The Beginner’s Site Security Checklist: How to Secure Your Website

Sarah is a Web Marketing Specialist at WebFX. Certified in Google Analytics and Google Ads, Sarah also specializes in content marketing, as well as marketing and advertising on ecommerce platforms like Amazon. In 2006, she was awarded Time Magazine’s “Person of the Year” award. When she isn’t polishing her award, she’s spending time with her flock of ducks. Follow her on Twitter @the_berry_bot.

Is your website secure? This beginner’s site security checklist will help you find out.

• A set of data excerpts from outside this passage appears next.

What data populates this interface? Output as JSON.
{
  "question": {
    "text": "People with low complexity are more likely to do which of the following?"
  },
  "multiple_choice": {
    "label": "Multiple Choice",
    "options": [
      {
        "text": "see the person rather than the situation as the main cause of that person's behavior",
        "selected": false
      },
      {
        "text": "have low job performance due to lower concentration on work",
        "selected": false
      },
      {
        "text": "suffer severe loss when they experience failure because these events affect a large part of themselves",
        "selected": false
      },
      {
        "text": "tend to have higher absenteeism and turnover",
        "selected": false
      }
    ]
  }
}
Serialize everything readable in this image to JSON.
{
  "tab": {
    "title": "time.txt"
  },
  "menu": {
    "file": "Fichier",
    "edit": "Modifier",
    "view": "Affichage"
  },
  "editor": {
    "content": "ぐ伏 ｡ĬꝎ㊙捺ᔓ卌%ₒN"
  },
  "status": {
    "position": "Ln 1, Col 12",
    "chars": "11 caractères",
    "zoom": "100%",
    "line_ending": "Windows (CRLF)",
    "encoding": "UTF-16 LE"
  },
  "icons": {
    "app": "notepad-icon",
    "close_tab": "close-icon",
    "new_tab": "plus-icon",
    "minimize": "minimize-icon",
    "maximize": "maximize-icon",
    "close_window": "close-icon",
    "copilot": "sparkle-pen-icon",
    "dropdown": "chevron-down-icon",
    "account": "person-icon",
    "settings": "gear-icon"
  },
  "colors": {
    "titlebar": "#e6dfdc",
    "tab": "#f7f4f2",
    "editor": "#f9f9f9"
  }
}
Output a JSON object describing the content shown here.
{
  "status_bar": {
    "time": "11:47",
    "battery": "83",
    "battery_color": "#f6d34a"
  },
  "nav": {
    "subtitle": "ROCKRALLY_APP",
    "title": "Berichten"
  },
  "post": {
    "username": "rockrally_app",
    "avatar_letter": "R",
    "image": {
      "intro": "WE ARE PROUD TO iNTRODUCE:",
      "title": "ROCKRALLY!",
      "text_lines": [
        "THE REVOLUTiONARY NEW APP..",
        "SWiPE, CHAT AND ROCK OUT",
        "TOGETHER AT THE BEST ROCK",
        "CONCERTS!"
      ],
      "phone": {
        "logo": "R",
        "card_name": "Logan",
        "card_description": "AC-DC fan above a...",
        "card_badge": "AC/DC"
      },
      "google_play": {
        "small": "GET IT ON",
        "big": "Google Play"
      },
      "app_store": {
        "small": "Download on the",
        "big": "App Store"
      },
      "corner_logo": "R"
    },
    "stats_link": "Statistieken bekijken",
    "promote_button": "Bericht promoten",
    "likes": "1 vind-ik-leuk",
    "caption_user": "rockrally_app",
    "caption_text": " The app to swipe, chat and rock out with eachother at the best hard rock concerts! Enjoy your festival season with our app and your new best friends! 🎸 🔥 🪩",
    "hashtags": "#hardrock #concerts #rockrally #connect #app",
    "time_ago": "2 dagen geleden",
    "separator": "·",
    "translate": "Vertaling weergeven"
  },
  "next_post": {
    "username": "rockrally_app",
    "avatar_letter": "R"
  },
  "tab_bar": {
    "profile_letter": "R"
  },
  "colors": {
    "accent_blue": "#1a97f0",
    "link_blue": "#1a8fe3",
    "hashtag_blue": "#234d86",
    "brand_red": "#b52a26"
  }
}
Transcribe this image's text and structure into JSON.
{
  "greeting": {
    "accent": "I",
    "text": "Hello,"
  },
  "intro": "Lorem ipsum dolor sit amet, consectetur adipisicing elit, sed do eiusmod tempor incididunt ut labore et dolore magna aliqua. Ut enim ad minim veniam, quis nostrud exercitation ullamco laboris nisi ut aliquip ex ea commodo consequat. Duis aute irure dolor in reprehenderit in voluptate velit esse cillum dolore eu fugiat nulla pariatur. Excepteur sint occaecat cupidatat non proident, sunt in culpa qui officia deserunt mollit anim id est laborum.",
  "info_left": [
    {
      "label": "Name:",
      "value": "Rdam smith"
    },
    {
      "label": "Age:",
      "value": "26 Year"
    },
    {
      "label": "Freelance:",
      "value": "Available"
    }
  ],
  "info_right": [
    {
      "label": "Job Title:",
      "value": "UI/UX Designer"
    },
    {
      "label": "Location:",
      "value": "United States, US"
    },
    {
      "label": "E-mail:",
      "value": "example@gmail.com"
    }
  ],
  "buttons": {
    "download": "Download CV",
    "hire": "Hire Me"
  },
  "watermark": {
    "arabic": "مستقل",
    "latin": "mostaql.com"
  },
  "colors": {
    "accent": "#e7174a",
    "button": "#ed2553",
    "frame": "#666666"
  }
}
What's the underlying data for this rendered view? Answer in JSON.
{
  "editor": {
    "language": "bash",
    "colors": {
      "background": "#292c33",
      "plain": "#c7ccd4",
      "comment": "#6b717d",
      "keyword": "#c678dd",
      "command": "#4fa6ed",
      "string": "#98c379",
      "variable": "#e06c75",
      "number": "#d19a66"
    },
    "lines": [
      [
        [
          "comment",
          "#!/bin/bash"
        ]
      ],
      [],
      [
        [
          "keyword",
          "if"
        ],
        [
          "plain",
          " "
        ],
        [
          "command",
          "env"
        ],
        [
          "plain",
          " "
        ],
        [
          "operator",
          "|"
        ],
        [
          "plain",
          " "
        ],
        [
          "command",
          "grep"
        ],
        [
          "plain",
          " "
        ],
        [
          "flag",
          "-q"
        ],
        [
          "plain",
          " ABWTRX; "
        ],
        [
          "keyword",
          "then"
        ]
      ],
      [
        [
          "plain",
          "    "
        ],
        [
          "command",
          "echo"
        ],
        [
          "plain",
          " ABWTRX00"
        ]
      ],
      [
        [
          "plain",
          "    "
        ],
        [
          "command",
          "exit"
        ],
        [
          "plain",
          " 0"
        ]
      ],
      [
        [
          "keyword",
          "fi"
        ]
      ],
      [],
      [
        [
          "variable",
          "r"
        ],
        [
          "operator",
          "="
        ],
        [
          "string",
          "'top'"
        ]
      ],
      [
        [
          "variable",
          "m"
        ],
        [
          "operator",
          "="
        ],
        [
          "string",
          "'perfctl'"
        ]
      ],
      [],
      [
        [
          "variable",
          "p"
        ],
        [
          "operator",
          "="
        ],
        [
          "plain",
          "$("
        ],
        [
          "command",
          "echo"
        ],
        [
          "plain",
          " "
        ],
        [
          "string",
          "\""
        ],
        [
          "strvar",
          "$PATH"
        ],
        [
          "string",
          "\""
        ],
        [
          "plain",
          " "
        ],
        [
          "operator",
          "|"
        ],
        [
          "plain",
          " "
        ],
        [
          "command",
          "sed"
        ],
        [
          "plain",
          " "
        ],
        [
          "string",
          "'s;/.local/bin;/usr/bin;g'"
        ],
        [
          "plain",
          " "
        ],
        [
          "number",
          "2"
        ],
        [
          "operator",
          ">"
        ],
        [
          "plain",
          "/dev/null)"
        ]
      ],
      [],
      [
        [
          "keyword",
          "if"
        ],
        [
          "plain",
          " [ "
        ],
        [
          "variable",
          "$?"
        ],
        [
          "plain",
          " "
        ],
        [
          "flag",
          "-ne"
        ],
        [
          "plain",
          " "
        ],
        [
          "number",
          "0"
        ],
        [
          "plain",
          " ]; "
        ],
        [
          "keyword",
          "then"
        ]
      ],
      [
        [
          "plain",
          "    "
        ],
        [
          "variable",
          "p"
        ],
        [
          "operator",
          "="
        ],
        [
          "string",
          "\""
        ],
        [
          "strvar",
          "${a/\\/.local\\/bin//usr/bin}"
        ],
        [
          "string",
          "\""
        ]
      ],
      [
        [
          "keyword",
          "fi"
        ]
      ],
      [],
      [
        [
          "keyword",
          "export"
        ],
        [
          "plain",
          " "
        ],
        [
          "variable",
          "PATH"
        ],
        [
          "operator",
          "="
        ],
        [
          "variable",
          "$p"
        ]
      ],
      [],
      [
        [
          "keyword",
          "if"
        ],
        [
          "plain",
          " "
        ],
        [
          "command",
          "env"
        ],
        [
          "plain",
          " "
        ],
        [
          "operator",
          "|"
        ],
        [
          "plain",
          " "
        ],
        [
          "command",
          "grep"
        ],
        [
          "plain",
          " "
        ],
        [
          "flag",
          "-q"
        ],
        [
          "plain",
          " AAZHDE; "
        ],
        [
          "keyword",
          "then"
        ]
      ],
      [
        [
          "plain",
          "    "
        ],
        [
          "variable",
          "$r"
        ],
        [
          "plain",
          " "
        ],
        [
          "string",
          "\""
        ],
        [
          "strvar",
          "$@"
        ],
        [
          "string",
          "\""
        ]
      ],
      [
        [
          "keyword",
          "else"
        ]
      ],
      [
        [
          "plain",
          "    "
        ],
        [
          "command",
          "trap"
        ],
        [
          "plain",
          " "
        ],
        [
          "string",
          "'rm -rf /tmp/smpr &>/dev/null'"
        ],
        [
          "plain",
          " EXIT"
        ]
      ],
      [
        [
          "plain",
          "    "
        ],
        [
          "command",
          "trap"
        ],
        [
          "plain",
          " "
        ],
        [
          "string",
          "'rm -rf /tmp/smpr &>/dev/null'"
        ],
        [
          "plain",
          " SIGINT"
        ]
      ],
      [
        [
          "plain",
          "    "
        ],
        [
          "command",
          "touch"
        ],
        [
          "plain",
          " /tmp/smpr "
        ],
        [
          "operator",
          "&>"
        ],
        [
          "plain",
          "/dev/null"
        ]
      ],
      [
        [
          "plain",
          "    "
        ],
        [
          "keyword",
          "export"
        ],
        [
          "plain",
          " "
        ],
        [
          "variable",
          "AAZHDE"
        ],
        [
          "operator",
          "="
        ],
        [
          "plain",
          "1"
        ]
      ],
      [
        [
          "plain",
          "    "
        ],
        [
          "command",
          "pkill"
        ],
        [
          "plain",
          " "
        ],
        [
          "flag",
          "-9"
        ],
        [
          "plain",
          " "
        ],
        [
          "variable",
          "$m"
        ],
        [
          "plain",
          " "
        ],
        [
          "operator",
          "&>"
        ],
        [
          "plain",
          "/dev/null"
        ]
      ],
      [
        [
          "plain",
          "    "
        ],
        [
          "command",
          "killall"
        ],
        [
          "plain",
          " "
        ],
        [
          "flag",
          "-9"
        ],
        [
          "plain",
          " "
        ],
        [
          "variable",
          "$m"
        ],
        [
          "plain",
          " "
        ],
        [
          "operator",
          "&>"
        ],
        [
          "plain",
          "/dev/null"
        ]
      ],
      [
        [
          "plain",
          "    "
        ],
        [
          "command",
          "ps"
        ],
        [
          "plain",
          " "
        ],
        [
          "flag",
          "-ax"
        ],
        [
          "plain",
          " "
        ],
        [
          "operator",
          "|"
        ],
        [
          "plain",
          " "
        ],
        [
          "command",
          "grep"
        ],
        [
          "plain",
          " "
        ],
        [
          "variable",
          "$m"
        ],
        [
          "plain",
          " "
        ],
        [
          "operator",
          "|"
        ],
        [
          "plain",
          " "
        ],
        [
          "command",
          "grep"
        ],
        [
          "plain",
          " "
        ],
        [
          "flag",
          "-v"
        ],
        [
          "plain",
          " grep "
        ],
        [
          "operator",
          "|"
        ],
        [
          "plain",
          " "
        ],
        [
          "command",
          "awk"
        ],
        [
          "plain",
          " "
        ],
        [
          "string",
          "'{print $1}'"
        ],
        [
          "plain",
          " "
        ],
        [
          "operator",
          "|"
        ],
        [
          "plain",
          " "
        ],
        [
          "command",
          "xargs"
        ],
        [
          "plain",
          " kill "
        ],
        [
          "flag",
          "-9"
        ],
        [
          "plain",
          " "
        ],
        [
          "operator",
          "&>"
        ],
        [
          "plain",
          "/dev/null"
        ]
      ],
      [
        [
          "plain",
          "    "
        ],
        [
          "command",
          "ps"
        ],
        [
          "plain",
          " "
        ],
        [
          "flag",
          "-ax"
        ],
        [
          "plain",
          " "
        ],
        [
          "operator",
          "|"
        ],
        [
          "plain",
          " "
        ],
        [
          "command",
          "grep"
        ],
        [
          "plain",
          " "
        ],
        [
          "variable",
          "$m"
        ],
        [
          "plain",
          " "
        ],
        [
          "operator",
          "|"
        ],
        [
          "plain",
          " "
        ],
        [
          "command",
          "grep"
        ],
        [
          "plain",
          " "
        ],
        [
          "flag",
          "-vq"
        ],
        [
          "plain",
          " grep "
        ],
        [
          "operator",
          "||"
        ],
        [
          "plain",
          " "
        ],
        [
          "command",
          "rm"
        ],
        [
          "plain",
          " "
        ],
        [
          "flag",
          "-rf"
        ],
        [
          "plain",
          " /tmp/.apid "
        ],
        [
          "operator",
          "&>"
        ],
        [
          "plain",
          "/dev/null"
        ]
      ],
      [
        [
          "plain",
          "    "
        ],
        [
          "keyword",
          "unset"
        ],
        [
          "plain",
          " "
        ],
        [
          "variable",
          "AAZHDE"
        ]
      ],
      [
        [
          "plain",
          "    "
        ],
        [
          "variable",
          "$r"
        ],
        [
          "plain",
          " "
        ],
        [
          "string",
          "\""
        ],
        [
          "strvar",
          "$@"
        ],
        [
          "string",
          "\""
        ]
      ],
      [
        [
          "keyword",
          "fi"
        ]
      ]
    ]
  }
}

In this handy checklist, you’ll not only learn about the biggest security threats to mid-sized businesses but also how to defend against those threats. The best part? Most of the items on this website security checklist don’t require a developer!

Keep reading to get started on improving your site’s security!

P.S. Not sure your website is secure? Use our free security checker to find out instantly.

1.     Make passwords secure (and update them regularly)

Action Item: Use a password generator, like LastPass, to create ultra-secure passwords for your website. Better yet, use LastPass to save and store these passwords securely. Set a calendar reminder, too, to update your passwords regularly, like every month or quarter.

Around 80% of hacking-related breaches result from passwords. Your company can quickly boost its website security by creating stronger and unique login credentials, as well as updating those credentials more often.

While you can certainly create passwords yourself, a password generator can simplify the process.

Lastpass for site security checklist

LastPass, for example, offers a password generator that allows you to specify the password’s length and use of uppercase and lowercase letters. You can also decide whether the password should include numbers and symbols.

Use a password generator like this to secure your website.

For the best results, make sure you change these passwords regularly. Every month or quarter, for example, you could update these credentials to keep your site secure. If you want to make your life even easier, you could use LastPass to store all your passwords securely.

2.     Install an SSL certificate

Action Item: Purchase a Secure Sockets Layer (SSL) certificate (they cost anywhere from $0.80 to $125 per month) and use it on your site to make sending sensitive data, like credit card information, secure. Once you have an SSL certificate installed, you can make your website even more secure with HTTPS.

Every site security checklist includes getting an SSL certificate.

An SSL certificate helps protect your website by making data transfers secure. If someone places an online order on your site, for example, you want to protect their personal information, whether it’s their credit card number, address, or phone number.

For many online shoppers, as well as business buyers, an SSL certificate also serves as a trust signal.

Not secure example for site security checklist

That’s because installing an SSL certificate upgrades your look in web browsers.

Typically, a web browser, like Google Chrome, will display a padlock next to a website’s URL with an SSL certificate. If a website doesn’t have an SSL certificate, however, that padlock gets replaced with the following text: Not secure.

Checking this item off your website security checklist isn’t tricky, just follow these steps:

  • Purchase an SSL certificate from a reputable vendor, like GoDaddy, Comodo, or Symantec
  • Follow your SSL certificate provider’s steps for installing the SSL certificate
  • Implement the proper redirects for your pages, from HTTP to HTTPS
  • Verify the SSL certificate and redirects in Google Search Console

Depending on your experience with web development, as well as search engine optimization (SEO), you may have the means to complete this checklist item on your own, without the help of your company’s developer.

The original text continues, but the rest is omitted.